I’m having a new issue! My transcription started out alright if a little inaccurate, but soon just became a repeat of the same three or so lines, over and over again… I’m attaching a screenshot so you can see what I mean.
Thanks for this Clare. Please see here for some guidance on hallucinations. Hopefully these will be less common in the next iteration of our model. In the meantime, it’d be super helpful if you could tell us anything you notice about the kinds of images that Leo tends to struggle to transcribe accurately.
I have had the same problem w/ transcriptions from French. In some cases, the uploaded image included some text from the following page which I could crop to fix. The attached screenshot seems like it would be fine, but Leo still struggles with it.
Hi there! I had the same issue with a text in Russian which seems to be quite legible!
Another example:
I noticed I got this problem a lot in ‘drafts’ - heavily marked up by the author, lots of cross outs:
Yes, this is a known issue with rotated images—we’ll be introducing image manipulation tools soon and the next model should be better at dealing with them.

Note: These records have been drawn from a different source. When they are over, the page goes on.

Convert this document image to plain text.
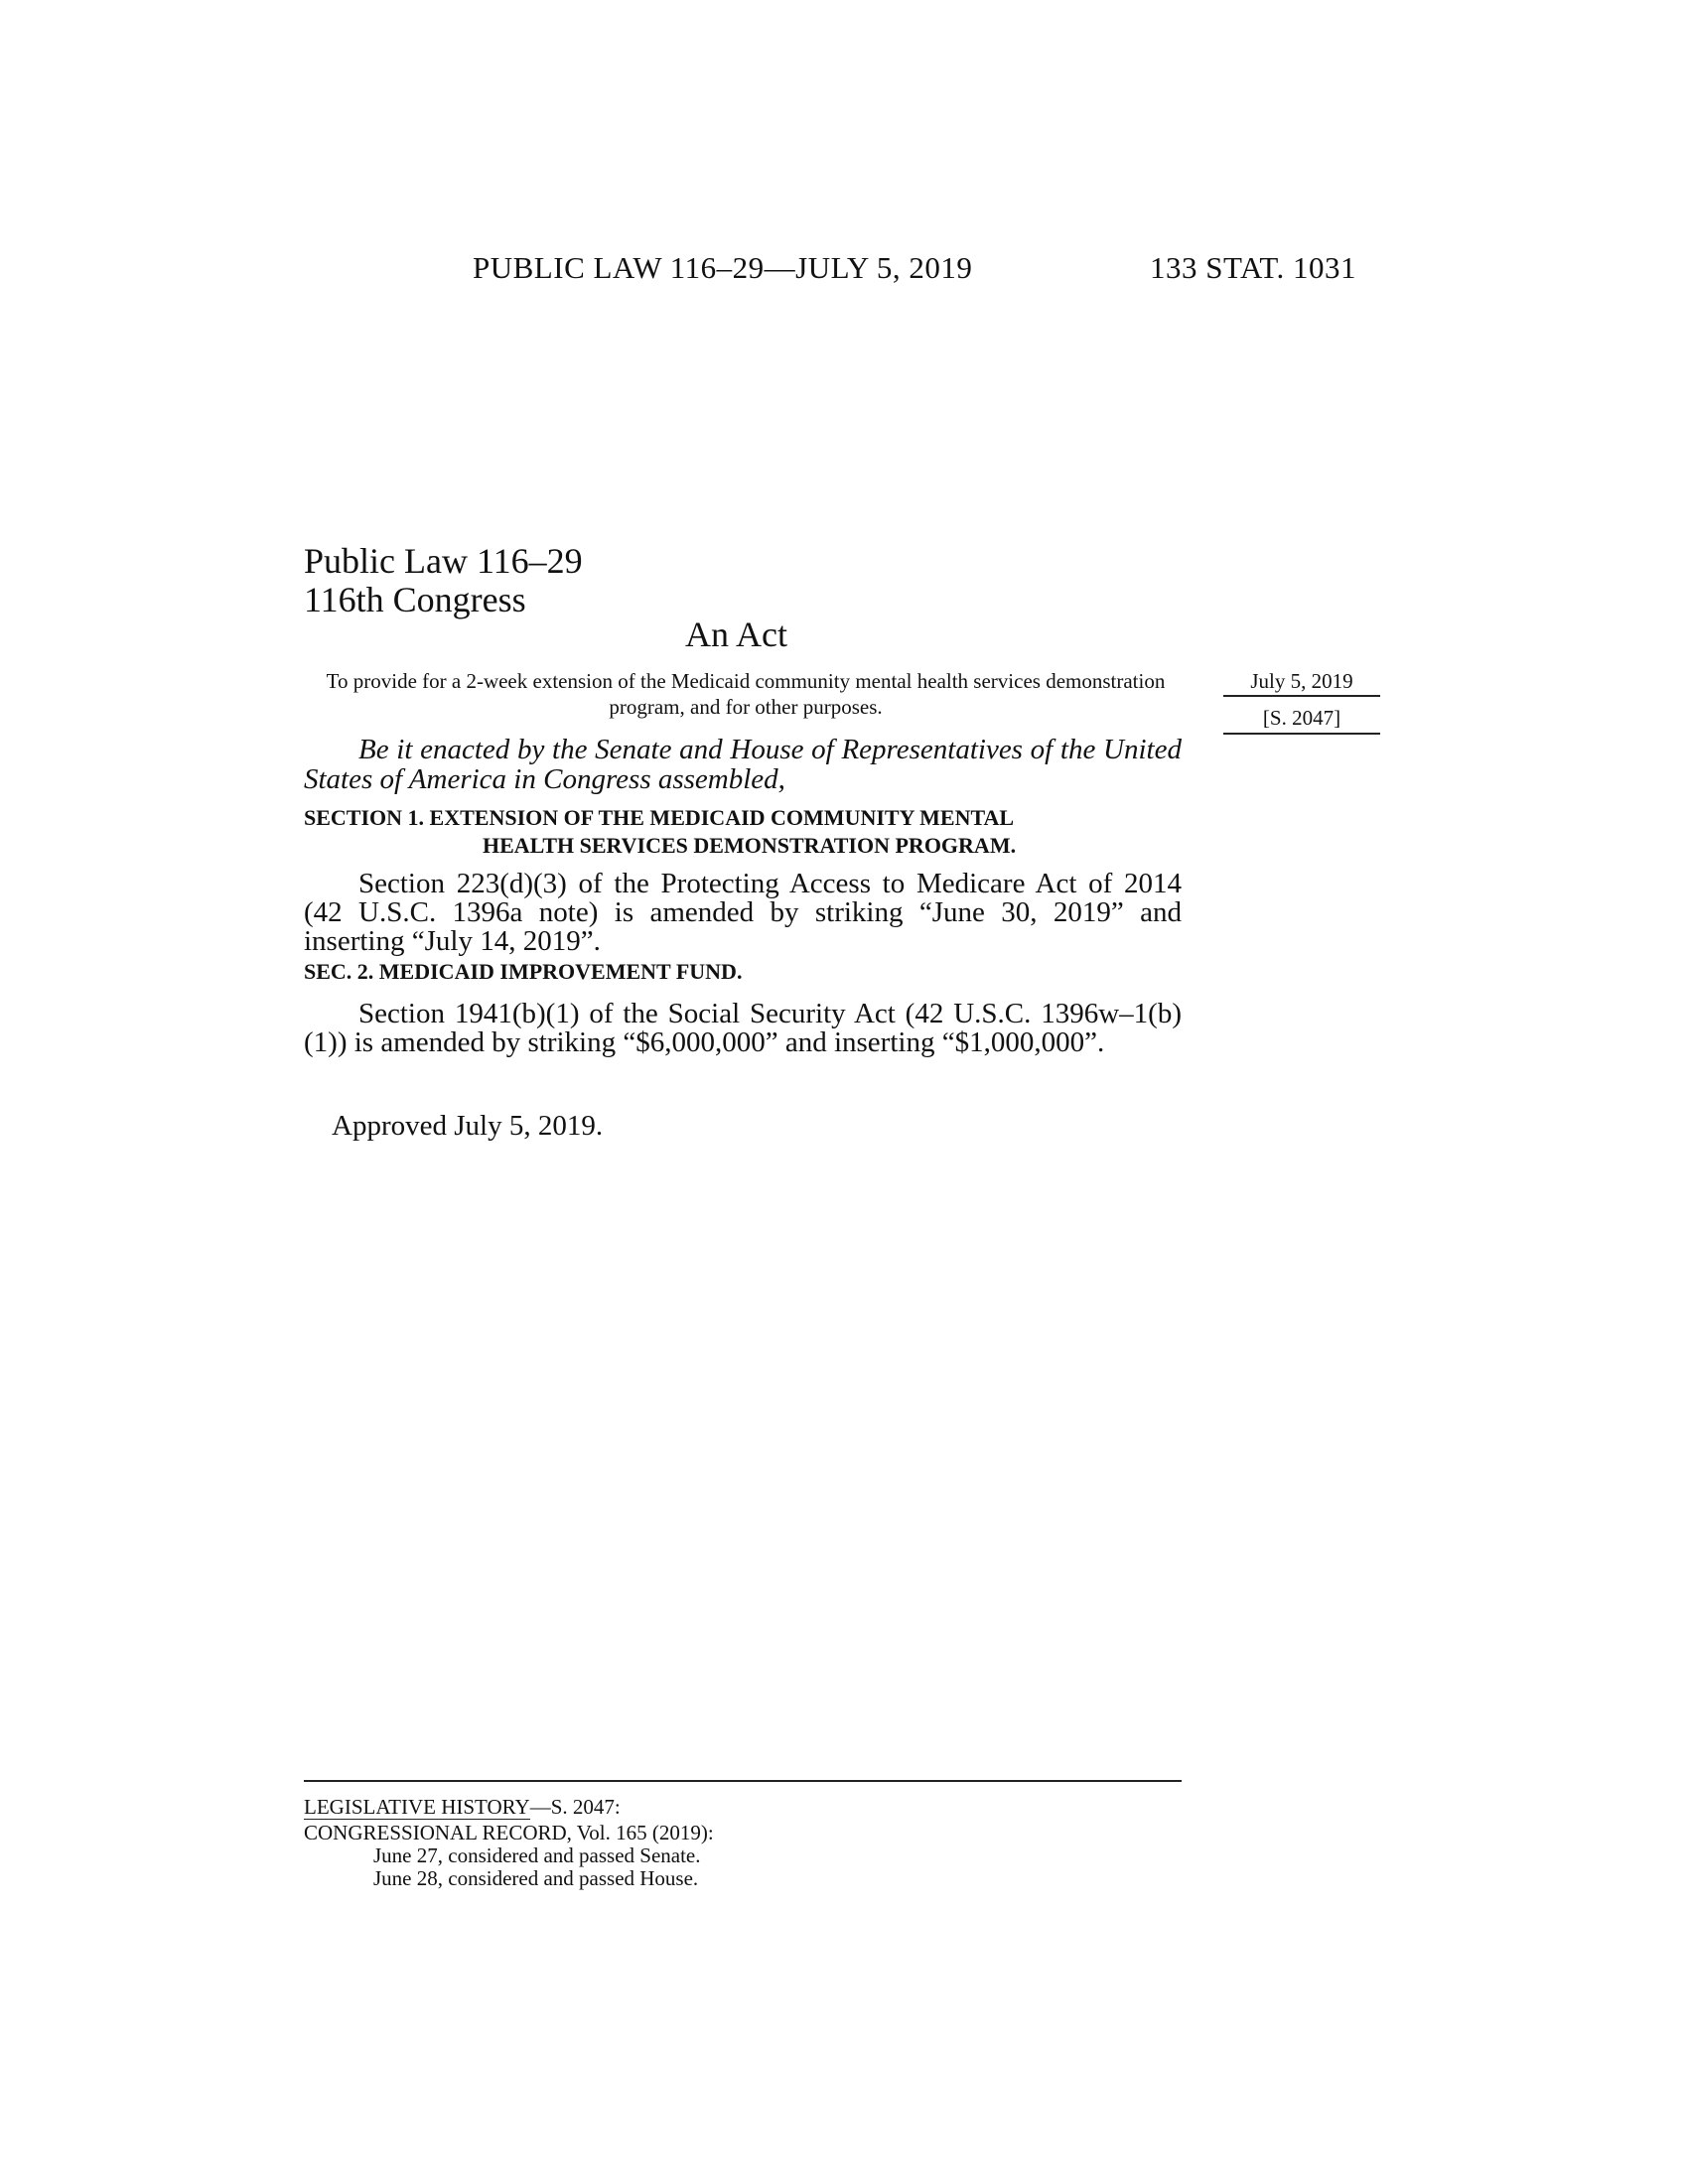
PUBLIC LAW 116–29—JULY 5, 2019	133 STAT. 1031
Public Law 116–29
116th Congress
An Act
To provide for a 2-week extension of the Medicaid community mental health services demonstration program, and for other purposes.
July 5, 2019
[S. 2047]
Be it enacted by the Senate and House of Representatives of the United States of America in Congress assembled,
SECTION 1. EXTENSION OF THE MEDICAID COMMUNITY MENTAL
HEALTH SERVICES DEMONSTRATION PROGRAM.
Section 223(d)(3) of the Protecting Access to Medicare Act of 2014 (42 U.S.C. 1396a note) is amended by striking “June 30, 2019” and inserting “July 14, 2019”.
SEC. 2. MEDICAID IMPROVEMENT FUND.
Section 1941(b)(1) of the Social Security Act (42 U.S.C. 1396w–1(b)(1)) is amended by striking “$6,000,000” and inserting “$1,000,000”.
Approved July 5, 2019.
LEGISLATIVE HISTORY—S. 2047:
CONGRESSIONAL RECORD, Vol. 165 (2019):
June 27, considered and passed Senate.
June 28, considered and passed House.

I’ve had the same issue with 20th century French. I noticed, however, that this error seems to occur when identical phrases are repeated in the same relative location on successive lines. E.g., on this page the text reads: “… c’est ainsi qu’il est retourné à la maison avec son enfant et un autre homme; c’est ainsi qu’après il a tué sa femme…” (sorry, it’s a murder trial). The issue seems to be that “c’est ainsi” appears twice, near the end of the line each time; Leo then gets stuck in a loop.

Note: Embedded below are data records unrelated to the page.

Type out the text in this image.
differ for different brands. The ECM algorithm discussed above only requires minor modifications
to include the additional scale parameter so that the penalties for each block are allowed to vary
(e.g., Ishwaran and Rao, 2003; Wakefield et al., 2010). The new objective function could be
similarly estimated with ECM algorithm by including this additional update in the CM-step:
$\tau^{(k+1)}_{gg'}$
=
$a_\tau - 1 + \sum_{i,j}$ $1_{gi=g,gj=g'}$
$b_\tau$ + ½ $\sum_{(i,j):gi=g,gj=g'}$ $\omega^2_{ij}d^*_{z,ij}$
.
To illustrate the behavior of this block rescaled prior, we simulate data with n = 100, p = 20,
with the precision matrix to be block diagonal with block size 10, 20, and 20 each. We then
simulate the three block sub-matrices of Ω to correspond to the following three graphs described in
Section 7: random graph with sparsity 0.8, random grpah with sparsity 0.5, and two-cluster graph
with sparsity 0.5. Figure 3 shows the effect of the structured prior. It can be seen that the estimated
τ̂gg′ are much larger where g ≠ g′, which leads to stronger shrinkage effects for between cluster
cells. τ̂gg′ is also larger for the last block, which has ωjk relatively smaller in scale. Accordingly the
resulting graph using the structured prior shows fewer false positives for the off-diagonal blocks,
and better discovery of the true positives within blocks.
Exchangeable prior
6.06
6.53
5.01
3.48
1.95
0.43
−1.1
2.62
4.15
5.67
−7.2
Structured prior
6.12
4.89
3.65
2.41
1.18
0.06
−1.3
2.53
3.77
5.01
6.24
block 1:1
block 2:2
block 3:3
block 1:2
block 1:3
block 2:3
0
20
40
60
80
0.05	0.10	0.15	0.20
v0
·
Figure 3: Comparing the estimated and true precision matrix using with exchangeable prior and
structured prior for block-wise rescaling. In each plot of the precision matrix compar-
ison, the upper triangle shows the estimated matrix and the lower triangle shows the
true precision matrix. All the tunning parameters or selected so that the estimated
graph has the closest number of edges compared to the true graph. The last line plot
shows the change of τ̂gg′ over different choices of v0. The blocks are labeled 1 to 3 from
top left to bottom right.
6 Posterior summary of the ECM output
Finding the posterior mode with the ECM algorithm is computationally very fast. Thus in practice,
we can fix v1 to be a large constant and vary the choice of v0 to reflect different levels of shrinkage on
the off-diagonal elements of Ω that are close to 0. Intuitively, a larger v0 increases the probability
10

I have had the same issue - unfortunately I’d already deleted the text and re-transcribed manually, but in my case it’s handwritten 19th century English, quite legible - the image is rotated sideways which I think is causing this problem
Yes. It’s highly recommended to rotate your images the right way around before uploading! We’ll be introducing image manipulation features within the app to help with this soon and the next model should be much better at dealing with rotated images in the first place.
Had a repetition today in a transcript - seems to be because there is a darker patch on the page and once Leo hit that darker patch it just didn’t transcribe the rest of the document, despite the writing and photo being quite clear.
This is a legal bill from the court of Exchequer. These bills generally have stains, holes, and ink blots etc on them, and a few other transcripts with these same features have also thrown Leo in the same way. I don’t know if there is a way to train it to get round these kind of issues? Or for it to come up with a special character to insert in these cases that signifies a hole/discoloured section/?
Thanks for this! See here for what I think is the main issue here: Problems with marginalia - #5 by Jon
That said, it’s likely that ink blots, stains, etc. are also contributing factors. We’re planning to train a future version of the model on distorted text like this so it gets used to them—it just costs a bit more to do!
I am having similar problems. The first word is correct and then nothing else. Pure repetition.